Habe ich nicht die Möglichkeit, in jedem Fall auf das Verfahren zu bestehen - es kann doch nicht sein, das man mir erst Kosten verursacht und dann einfach einen Rückzieher macht, ohne für die Folgen aufzukomen?


----------



## Der Jurist (23 Oktober 2003)

*Re: Anwaltkosten zum 2ten*



			
				Gast schrieb:
			
		

> Counselor, danke für die auskunft.
> 
> Aber so ganz klar ist mir das nicht, denn deine Worte bedeuten ja, wenn die Chancen des Verfahrens 50:50 stehen, sind die Kosten nicht erstattungsfähig.
> Habe ich nicht die Möglichkeit, in jedem Fall auf das Verfahren zu bestehen - es kann doch nicht sein, das man mir erst Kosten verursacht und dann einfach einen Rückzieher macht, ohne für die Folgen aufzukomen?

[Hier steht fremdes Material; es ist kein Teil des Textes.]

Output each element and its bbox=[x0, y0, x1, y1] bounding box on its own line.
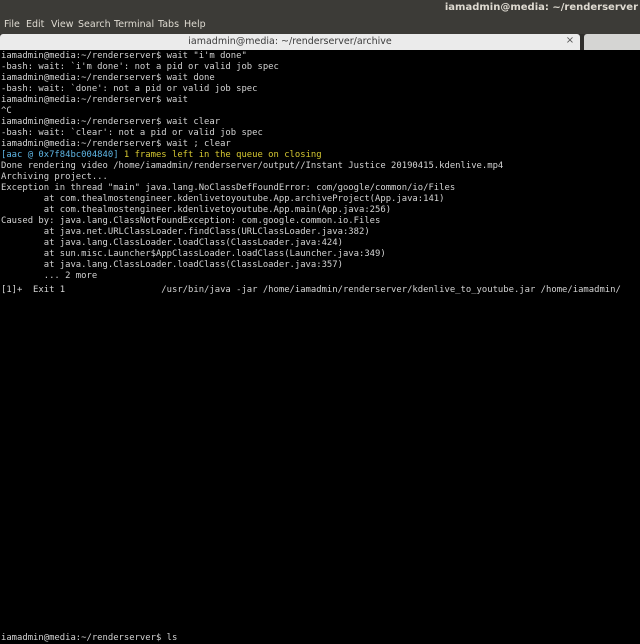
terminal-line: at sun.misc.Launcher$AppClassLoader.load… bbox=[1, 249, 386, 259]
top-panel: iamadmin@media: ~/renderserver bbox=[0, 0, 640, 16]
terminal-line: at com.thealmostengineer.kdenlivetoyoutu… bbox=[1, 205, 392, 215]
aac-message: 1 frames left in the queue on closing bbox=[118, 150, 322, 160]
terminal-line: ... 2 more bbox=[1, 271, 98, 281]
terminal-line: at java.lang.ClassLoader.loadClass(Class… bbox=[1, 238, 343, 248]
menu-view[interactable]: View bbox=[51, 19, 74, 30]
terminal-line: at java.net.URLClassLoader.findClass(URL… bbox=[1, 227, 370, 237]
terminal-line: Archiving project... bbox=[1, 172, 108, 182]
terminal-prompt: iamadmin@media:~/renderserver$ ls bbox=[1, 633, 178, 643]
menu-search[interactable]: Search bbox=[78, 19, 111, 30]
terminal-line-aac: [aac @ 0x7f84bc004840] 1 frames left in … bbox=[1, 150, 322, 161]
terminal-line: iamadmin@media:~/renderserver$ wait clea… bbox=[1, 117, 221, 127]
window-title: iamadmin@media: ~/renderserver bbox=[444, 2, 638, 13]
terminal-line: iamadmin@media:~/renderserver$ wait ; cl… bbox=[1, 139, 231, 149]
menu-help[interactable]: Help bbox=[184, 19, 206, 30]
close-icon[interactable]: × bbox=[564, 35, 576, 47]
terminal-line: at java.lang.ClassLoader.loadClass(Class… bbox=[1, 260, 343, 270]
terminal-line: iamadmin@media:~/renderserver$ wait done bbox=[1, 73, 215, 83]
menu-tabs[interactable]: Tabs bbox=[158, 19, 179, 30]
terminal-line: Done rendering video /home/iamadmin/rend… bbox=[1, 161, 504, 171]
terminal-line: Exception in thread "main" java.lang.NoC… bbox=[1, 183, 456, 193]
terminal-output[interactable]: iamadmin@media:~/renderserver$ wait "i'm… bbox=[0, 50, 640, 643]
tab-bar: iamadmin@media: ~/renderserver/archive × bbox=[0, 34, 640, 50]
tab-label: iamadmin@media: ~/renderserver/archive bbox=[188, 36, 392, 47]
terminal-line: iamadmin@media:~/renderserver$ wait bbox=[1, 95, 189, 105]
terminal-line: at com.thealmostengineer.kdenlivetoyoutu… bbox=[1, 194, 445, 204]
terminal-line: Caused by: java.lang.ClassNotFoundExcept… bbox=[1, 216, 381, 226]
menu-bar: File Edit View Search Terminal Tabs Help bbox=[0, 16, 640, 34]
terminal-line: -bash: wait: `done': not a pid or valid … bbox=[1, 84, 258, 94]
menu-terminal[interactable]: Terminal bbox=[114, 19, 154, 30]
terminal-line: ^C bbox=[1, 106, 12, 116]
menu-file[interactable]: File bbox=[4, 19, 20, 30]
terminal-line: -bash: wait: `clear': not a pid or valid… bbox=[1, 128, 263, 138]
terminal-line: -bash: wait: `i'm done': not a pid or va… bbox=[1, 62, 279, 72]
tab-second[interactable] bbox=[584, 34, 640, 50]
terminal-line: [1]+ Exit 1 /usr/bin/java -jar /home/iam… bbox=[1, 285, 621, 295]
tab-archive[interactable]: iamadmin@media: ~/renderserver/archive × bbox=[0, 34, 580, 50]
terminal-line: iamadmin@media:~/renderserver$ wait "i'm… bbox=[1, 51, 247, 61]
menu-edit[interactable]: Edit bbox=[26, 19, 44, 30]
aac-prefix: [aac @ 0x7f84bc004840] bbox=[1, 150, 119, 160]
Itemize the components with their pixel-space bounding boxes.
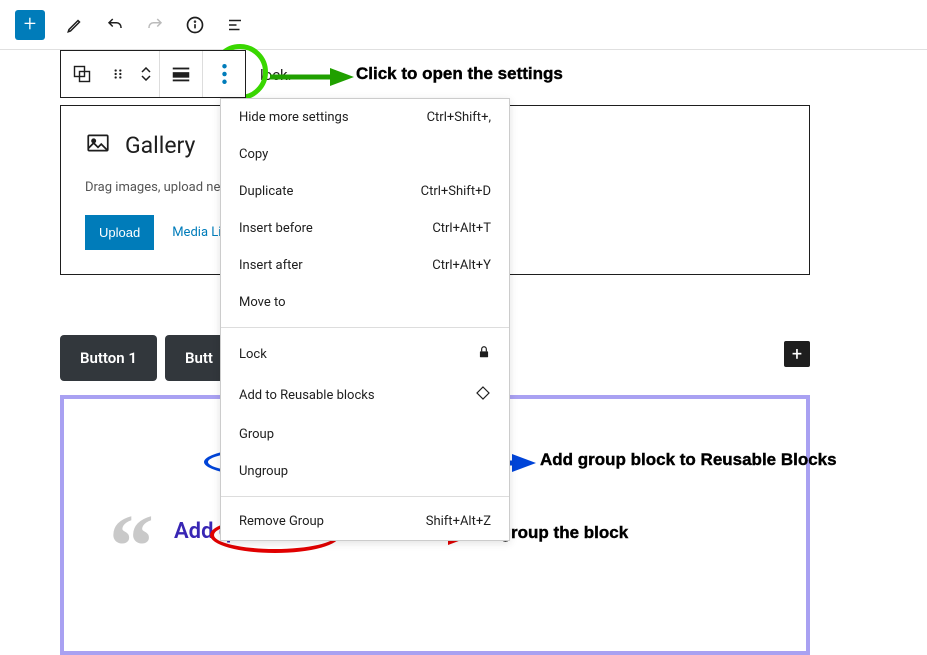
- gallery-icon: [85, 130, 111, 160]
- menu-duplicate[interactable]: Duplicate Ctrl+Shift+D: [221, 173, 509, 210]
- menu-copy[interactable]: Copy: [221, 136, 509, 173]
- editor-canvas: lock.: [0, 50, 927, 80]
- undo-icon[interactable]: [105, 15, 125, 35]
- outline-icon[interactable]: [225, 15, 245, 35]
- more-options-button[interactable]: [203, 51, 245, 97]
- menu-insert-before[interactable]: Insert before Ctrl+Alt+T: [221, 210, 509, 247]
- menu-separator: [221, 496, 509, 497]
- menu-remove-group[interactable]: Remove Group Shift+Alt+Z: [221, 503, 509, 540]
- lock-icon: [477, 345, 491, 363]
- menu-insert-after[interactable]: Insert after Ctrl+Alt+Y: [221, 247, 509, 284]
- reusable-icon: [475, 385, 491, 405]
- info-icon[interactable]: [185, 15, 205, 35]
- add-button-icon[interactable]: +: [784, 341, 810, 367]
- menu-move-to[interactable]: Move to: [221, 284, 509, 321]
- drag-handle-icon[interactable]: [103, 51, 133, 97]
- select-parent-icon[interactable]: [61, 51, 103, 97]
- block-options-menu: Hide more settings Ctrl+Shift+, Copy Dup…: [220, 98, 510, 541]
- menu-lock[interactable]: Lock: [221, 334, 509, 374]
- gallery-title: Gallery: [125, 132, 195, 159]
- menu-group[interactable]: Group: [221, 416, 509, 453]
- editor-topbar: +: [0, 0, 927, 50]
- align-icon[interactable]: [160, 51, 202, 97]
- annotation-text-add-reusable: Add group block to Reusable Blocks: [540, 450, 837, 470]
- annotation-arrow-green: [270, 68, 354, 88]
- annotation-text-open-settings: Click to open the settings: [356, 64, 563, 84]
- redo-icon: [145, 15, 165, 35]
- menu-separator: [221, 327, 509, 328]
- block-toolbar: [60, 50, 246, 98]
- button-1[interactable]: Button 1: [60, 335, 157, 381]
- menu-ungroup[interactable]: Ungroup: [221, 453, 509, 490]
- quote-mark-icon: “: [109, 524, 154, 569]
- menu-hide-more-settings[interactable]: Hide more settings Ctrl+Shift+,: [221, 99, 509, 136]
- menu-add-reusable[interactable]: Add to Reusable blocks: [221, 374, 509, 416]
- edit-icon[interactable]: [65, 15, 85, 35]
- button-2[interactable]: Butt: [165, 335, 227, 381]
- move-up-down[interactable]: [133, 51, 159, 97]
- upload-button[interactable]: Upload: [85, 215, 154, 250]
- add-block-button[interactable]: +: [15, 10, 45, 40]
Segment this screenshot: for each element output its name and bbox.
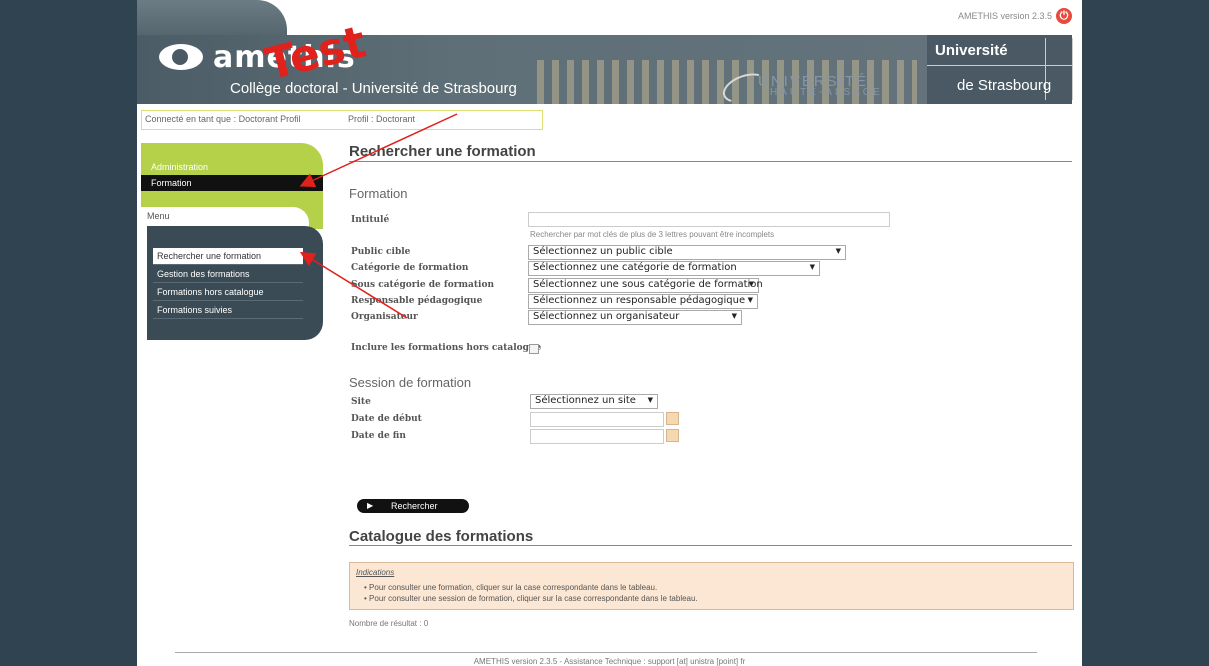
chevron-down-icon: ▼: [647, 396, 653, 404]
public-select[interactable]: Sélectionnez un public cible ▼: [528, 245, 846, 260]
catalogue-divider: [349, 545, 1072, 546]
menu-label: Menu: [147, 211, 170, 221]
amethis-logo-icon: [159, 44, 203, 70]
status-bar: Connecté en tant que : Doctorant Profil …: [141, 110, 543, 130]
organisateur-select[interactable]: Sélectionnez un organisateur ▼: [528, 310, 742, 325]
hors-catalogue-label: Inclure les formations hors catalogue: [351, 343, 542, 353]
menu-section: Menu: [141, 191, 323, 229]
indications-box: Indications • Pour consulter une formati…: [349, 562, 1074, 610]
sidebar-item-formation[interactable]: Formation: [141, 175, 323, 191]
indication-line-2: • Pour consulter une session de formatio…: [364, 594, 698, 603]
date-debut-label: Date de début: [351, 414, 422, 424]
play-icon: ▶: [367, 501, 374, 510]
footer-text: AMETHIS version 2.3.5 - Assistance Techn…: [473, 657, 746, 666]
catalogue-title: Catalogue des formations: [349, 528, 534, 545]
indication-line-1: • Pour consulter une formation, cliquer …: [364, 583, 658, 592]
site-label: Site: [351, 397, 371, 407]
search-button[interactable]: ▶ Rechercher: [357, 499, 469, 513]
uha-logo: UNIVERSITÉ HAUTE-ALSACE: [718, 67, 912, 109]
sidebar-item-suivies[interactable]: Formations suivies: [153, 302, 303, 319]
footer-divider: [175, 652, 1037, 653]
chevron-down-icon: ▼: [731, 312, 737, 320]
sidebar-item-hors-catalogue[interactable]: Formations hors catalogue: [153, 284, 303, 301]
version-bar: AMETHIS version 2.3.5 ⏻: [958, 8, 1072, 24]
date-fin-label: Date de fin: [351, 431, 406, 441]
sous-categorie-label: Sous catégorie de formation: [351, 280, 495, 290]
calendar-icon[interactable]: [666, 429, 679, 442]
chevron-down-icon: ▼: [748, 280, 754, 288]
intitule-label: Intitulé: [351, 215, 390, 225]
sous-categorie-select[interactable]: Sélectionnez une sous catégorie de forma…: [528, 278, 763, 293]
chevron-down-icon: ▼: [835, 247, 841, 255]
intitule-input[interactable]: [528, 212, 890, 227]
power-icon[interactable]: ⏻: [1056, 8, 1072, 24]
responsable-label: Responsable pédagogique: [351, 296, 483, 306]
sidebar-item-rechercher[interactable]: Rechercher une formation: [153, 248, 303, 265]
sidebar-nav: Rechercher une formation Gestion des for…: [147, 226, 323, 340]
header-banner: amethis Collège doctoral - Université de…: [137, 0, 1073, 109]
result-count: Nombre de résultat : 0: [349, 619, 429, 628]
chevron-down-icon: ▼: [809, 263, 815, 271]
indications-title: Indications: [356, 568, 395, 577]
public-label: Public cible: [351, 247, 411, 257]
calendar-icon[interactable]: [666, 412, 679, 425]
date-fin-input[interactable]: [530, 429, 664, 444]
hors-catalogue-checkbox[interactable]: [529, 344, 539, 354]
categorie-select[interactable]: Sélectionnez une catégorie de formation ▼: [528, 261, 820, 276]
page-title: Rechercher une formation: [349, 143, 536, 160]
formation-section-title: Formation: [349, 186, 408, 201]
connected-as: Connecté en tant que : Doctorant Profil: [145, 114, 301, 124]
admin-link[interactable]: Administration: [151, 162, 208, 172]
profile-label: Profil : Doctorant: [348, 114, 416, 124]
sidebar-item-gestion[interactable]: Gestion des formations: [153, 266, 303, 283]
site-select[interactable]: Sélectionnez un site ▼: [530, 394, 658, 409]
chevron-down-icon: ▼: [747, 296, 753, 304]
session-section-title: Session de formation: [349, 375, 472, 390]
version-label: AMETHIS version 2.3.5: [957, 11, 1052, 21]
title-divider: [349, 161, 1072, 162]
categorie-label: Catégorie de formation: [351, 263, 469, 273]
organisateur-label: Organisateur: [351, 312, 418, 322]
page: amethis Collège doctoral - Université de…: [137, 0, 1082, 666]
date-debut-input[interactable]: [530, 412, 664, 427]
intitule-hint: Rechercher par mot clés de plus de 3 let…: [530, 230, 775, 239]
responsable-select[interactable]: Sélectionnez un responsable pédagogique ▼: [528, 294, 758, 309]
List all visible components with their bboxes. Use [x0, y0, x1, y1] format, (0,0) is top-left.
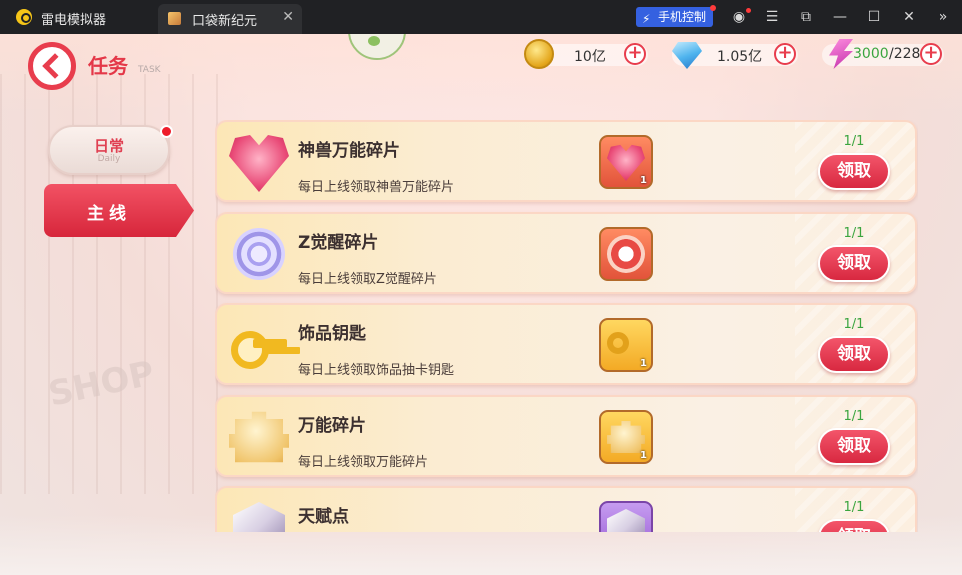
reward-item[interactable] — [599, 501, 653, 532]
task-description: 每日上线领取饰品抽卡钥匙 — [298, 363, 455, 378]
reward-item[interactable]: 1 — [599, 135, 653, 189]
task-description: 每日上线领取Z觉醒碎片 — [298, 272, 437, 287]
reward-item[interactable]: 1 — [599, 410, 653, 464]
key-icon — [229, 315, 289, 375]
reward-item[interactable]: 1 — [599, 318, 653, 372]
task-row: 天赋点 1/1 领取 — [215, 486, 917, 532]
beast-shard-icon — [229, 135, 289, 192]
z-awaken-shard-icon — [233, 228, 285, 280]
task-description: 每日上线领取神兽万能碎片 — [298, 180, 455, 195]
task-description: 每日上线领取万能碎片 — [298, 455, 429, 470]
app-logo-icon — [16, 9, 32, 25]
task-progress: 1/1 — [843, 134, 865, 149]
energy-icon — [829, 39, 853, 69]
talent-point-icon — [607, 509, 645, 532]
maximize-icon[interactable]: ☐ — [865, 8, 883, 26]
user-notification-dot — [746, 8, 751, 13]
back-button[interactable] — [28, 42, 76, 90]
tab-game[interactable]: 口袋新纪元 ✕ — [158, 4, 302, 34]
task-progress: 1/1 — [843, 409, 865, 424]
coin-resource: 10亿 + — [524, 39, 648, 69]
collapse-icon[interactable]: » — [934, 8, 952, 26]
resize-icon[interactable]: ⧉ — [797, 8, 815, 26]
task-row: 神兽万能碎片 每日上线领取神兽万能碎片 1 1/1 领取 — [215, 120, 917, 202]
app-name: 雷电模拟器 — [41, 13, 107, 28]
claim-button[interactable]: 领取 — [818, 153, 890, 190]
claim-button[interactable]: 领取 — [818, 336, 890, 373]
phone-control-label: 手机控制 — [658, 10, 707, 24]
reward-quantity: 1 — [640, 450, 647, 461]
game-viewport: SHOP 任务 TASK 10亿 + 1.05亿 + 3000 /228 + 日… — [0, 34, 962, 575]
daily-notification-dot — [160, 125, 173, 138]
task-name: 天赋点 — [298, 507, 349, 527]
add-gem-button[interactable]: + — [774, 43, 796, 65]
z-crystal-icon — [607, 235, 645, 273]
task-list[interactable]: 神兽万能碎片 每日上线领取神兽万能碎片 1 1/1 领取 Z觉醒碎片 每日上线领… — [215, 120, 918, 532]
reward-quantity: 1 — [640, 175, 647, 186]
claim-button[interactable]: 领取 — [818, 519, 890, 532]
puzzle-piece-icon — [229, 411, 289, 463]
talent-point-icon — [233, 502, 285, 532]
coin-value: 10亿 — [574, 49, 606, 65]
energy-resource: 3000 /228 + — [822, 39, 944, 69]
tab-daily-label: 日常 — [93, 137, 124, 155]
gem-resource: 1.05亿 + — [672, 42, 798, 69]
energy-current: 3000 — [853, 46, 889, 62]
task-name: Z觉醒碎片 — [298, 233, 379, 253]
tab-title: 口袋新纪元 — [192, 14, 258, 29]
phone-control-button[interactable]: ⚡ 手机控制 — [636, 7, 714, 27]
tab-daily[interactable]: 日常 Daily — [48, 125, 170, 175]
game-tab-icon — [168, 12, 181, 25]
coin-icon — [524, 39, 554, 69]
claim-button[interactable]: 领取 — [818, 428, 890, 465]
reward-quantity: 1 — [640, 358, 647, 369]
menu-icon[interactable]: ☰ — [763, 8, 781, 26]
page-title: 任务 — [88, 54, 128, 78]
task-row: Z觉醒碎片 每日上线领取Z觉醒碎片 1/1 领取 — [215, 212, 917, 294]
task-row: 饰品钥匙 每日上线领取饰品抽卡钥匙 1 1/1 领取 — [215, 303, 917, 385]
task-progress: 1/1 — [843, 226, 865, 241]
lightning-icon: ⚡ — [642, 12, 651, 26]
tab-main-label: 主线 — [87, 204, 131, 224]
tab-main-story[interactable]: 主线 — [44, 184, 194, 237]
reward-item[interactable] — [599, 227, 653, 281]
tab-daily-sublabel: Daily — [97, 154, 121, 164]
task-name: 饰品钥匙 — [298, 324, 366, 344]
tab-close-icon[interactable]: ✕ — [282, 9, 294, 25]
close-icon[interactable]: ✕ — [900, 8, 918, 26]
task-name: 神兽万能碎片 — [298, 141, 400, 161]
claim-button[interactable]: 领取 — [818, 245, 890, 282]
emulator-titlebar: 雷电模拟器 口袋新纪元 ✕ ⚡ 手机控制 ◉ ☰ ⧉ — ☐ ✕ » — [0, 0, 962, 34]
task-name: 万能碎片 — [298, 416, 366, 436]
add-energy-button[interactable]: + — [920, 43, 942, 65]
notification-dot — [710, 5, 716, 11]
task-progress: 1/1 — [843, 500, 865, 515]
key-icon — [607, 332, 629, 354]
task-row: 万能碎片 每日上线领取万能碎片 1 1/1 领取 — [215, 395, 917, 477]
page-subtitle: TASK — [138, 65, 161, 75]
minimize-icon[interactable]: — — [831, 8, 849, 26]
add-coin-button[interactable]: + — [624, 43, 646, 65]
gem-value: 1.05亿 — [717, 49, 763, 65]
task-progress: 1/1 — [843, 317, 865, 332]
energy-max: /228 — [889, 46, 921, 62]
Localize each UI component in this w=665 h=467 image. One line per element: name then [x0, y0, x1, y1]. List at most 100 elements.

Wenn die andere Seite in Kenntnis Deiner Verteidigung einen Rückzieher macht, dann wird sie voraussichtlich auch die Kosten aufgebrummt bekommen.
Wer erst das Klageverfahren anstrengt und dann kneift, zahlt regelmäßig.


----------



## Counselor (23 Oktober 2003)

*Re: Anwaltkosten zum 2ten*



			
				Der Jurist schrieb:
			
		

> Wenn die andere Seite in Kenntnis Deiner Verteidigung einen Rückzieher macht, dann wird sie voraussichtlich auch die Kosten aufgebrummt bekommen.
> Wer erst das Klageverfahren anstrengt und dann kneift, zahlt regelmäßig.



So isses. Hier zieht meiner Meinung nach § 269 III ZPO.

Counselor

[Selbstedit, da ich fälschlich davon ausging, die Sache wäre noch nicht rechtshängig]


----------



## Teleton (23 Oktober 2003)

Hallo,
es scheint ja schon ein Klageverfahren anhängig zu sein (Forderung wurde begründet und es wurde erwidert). "Kneifen" kann der Kläger dann ja nur noch durch Klagerücknahme, dann werden auch die Kosten aufgebrummt §269 III ZPO. Sofern im laufenden Verfahren nur nicht mehr zurückgeschrieben wird, wird das Gericht dies bei der Entscheidung entsprechend berücksichtigen (möglicherweise ist die Sache ja "ausgeschrieben"). Im Urteil wird dann auch eine Kostenentscheidung getroffen.

Grüße
Teleton


----------



## Anonymous (24 Oktober 2003)

*Idee*

Ich habe da so eine Idee...
wenn man diesen Betrügern seinen eigenen Aufwand (vor allem Zeit) nicht so einfach in 
Rechnung stellen kann, so könnte man doch wir folgt vorgenen:

Ich gebe die Angelegenheit zur Prüfung einer dritten Person.
Diese Person kann dann eine horrende Rechnung (z.B. das 4-fache der unberechtigten Forderung)
an mich stellen, eben für die Prüfung der Angelegenheit. Diese Kosten kann man dann doch sicherlich den
Nextettern, Intrummern und Axmännern in Rechnung stellen..... 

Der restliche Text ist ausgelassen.